Probably the price of organ meat would go up, while the price of "normal" meat would go down. That's basically a winner for everyone.

Comment author: dlthomas 08 December 2011 09:36:08PM 3 points [-]

Except those of us who already like organ meat...

Comment author: Hansenista 08 December 2011 11:53:20PM 1 point [-]

Well, you people are disgusting anyway :)

Comment author: Prismattic 09 December 2011 12:19:35AM 0 points [-]

Though the related expression* might lead one to believe otherwise, Jewish Americans consume chopped liver that is labelled "chopped liver" pretty regularly. Though I've got to say that chopped beef liver is much better than chopped chicken liver, so I have my doubts about goose liver pate (which I've never tried). Also, a little minced onion and salt makes it a lot more appetizing than it might be alone.

On a different note, make sure you don't eat liver from a carnivore.

*"What am I, chopped liver?"

Comment author: dlthomas 09 December 2011 12:36:50AM 0 points [-]

Also, a little minced onion and salt makes it a lot more appetizing than it might be alone.

Also, some hard boiled eggs.

Mmm... chopped liver...

Comment author: [deleted] 24 February 2012 12:12:22PM 1 point [-]

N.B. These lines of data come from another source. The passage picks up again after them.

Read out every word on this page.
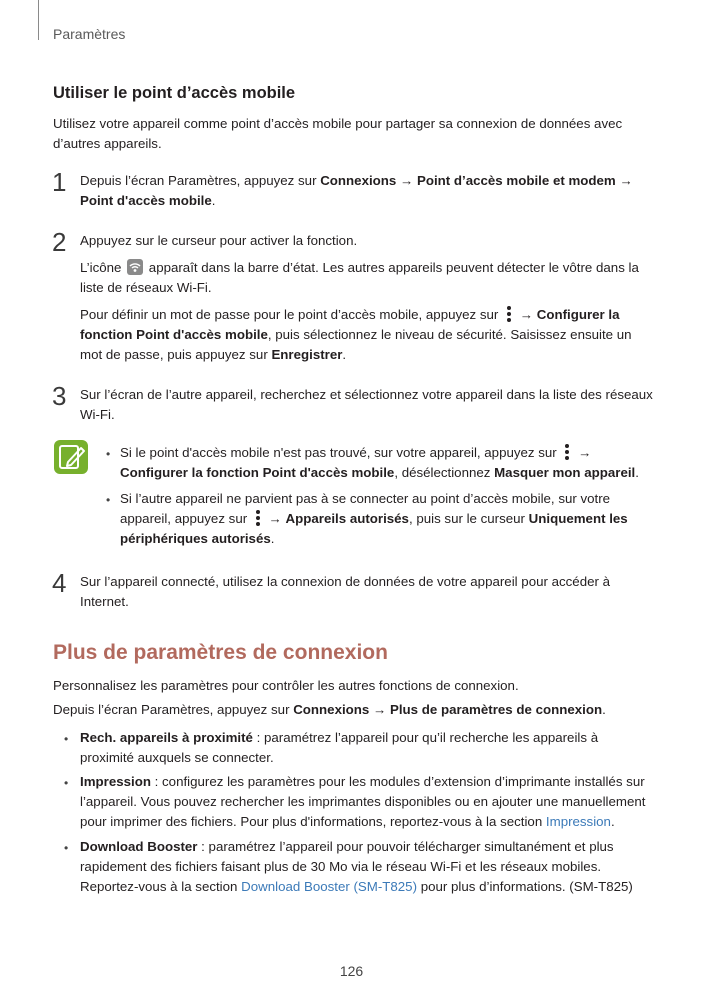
Paramètres
Utiliser le point d’accès mobile

Utilisez votre appareil comme point d’accès mobile pour partager sa connexion de données avec d’autres appareils.

1 Depuis l’écran Paramètres, appuyez sur Connexions → Point d’accès mobile et modem → Point d'accès mobile.

2 Appuyez sur le curseur pour activer la fonction.

L’icône  apparaît dans la barre d’état. Les autres appareils peuvent détecter le vôtre dans la liste de réseaux Wi-Fi.

Pour définir un mot de passe pour le point d’accès mobile, appuyez sur
→ Configurer la fonction Point d'accès mobile, puis sélectionnez le niveau de sécurité. Saisissez ensuite un mot de passe, puis appuyez sur Enregistrer.

3 Sur l’écran de l’autre appareil, recherchez et sélectionnez votre appareil dans la liste des réseaux Wi-Fi.

• Si le point d'accès mobile n'est pas trouvé, sur votre appareil, appuyez sur
→ Configurer la fonction Point d'accès mobile, désélectionnez Masquer mon appareil.

• Si l’autre appareil ne parvient pas à se connecter au point d’accès mobile, sur votre appareil, appuyez sur
→ Appareils autorisés, puis sur le curseur Uniquement les périphériques autorisés.

4 Sur l’appareil connecté, utilisez la connexion de données de votre appareil pour accéder à Internet.

Plus de paramètres de connexion

Personnalisez les paramètres pour contrôler les autres fonctions de connexion.

Depuis l’écran Paramètres, appuyez sur Connexions → Plus de paramètres de connexion.

• Rech. appareils à proximité : paramétrez l’appareil pour qu’il recherche les appareils à proximité auxquels se connecter.

• Impression : configurez les paramètres pour les modules d’extension d’imprimante installés sur l’appareil. Vous pouvez rechercher les imprimantes disponibles ou en ajouter une manuellement pour imprimer des fichiers. Pour plus d'informations, reportez-vous à la section Impression.

• Download Booster : paramétrez l’appareil pour pouvoir télécharger simultanément et plus rapidement des fichiers faisant plus de 30 Mo via le réseau Wi-Fi et les réseaux mobiles. Reportez-vous à la section Download Booster (SM-T825) pour plus d’informations. (SM-T825)

126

I think most of the discussion of “bending preferences” and “acquired taste” underestimate the variance of tastes across the population. I've seen someone on LW saying that they didn't enjoy wine, and therefore suspecting that whoever claims to enjoy wine must be doing it for signalling. The idea that maybe some people actually enjoy wine and some don't doesn't seem to have occurred to them (where by some I mean ‘a sizeable fraction of the population’). Likewise, I'd be shocked to find that the fraction of people who actually like foie grass the first time they try it is <10% or >90%.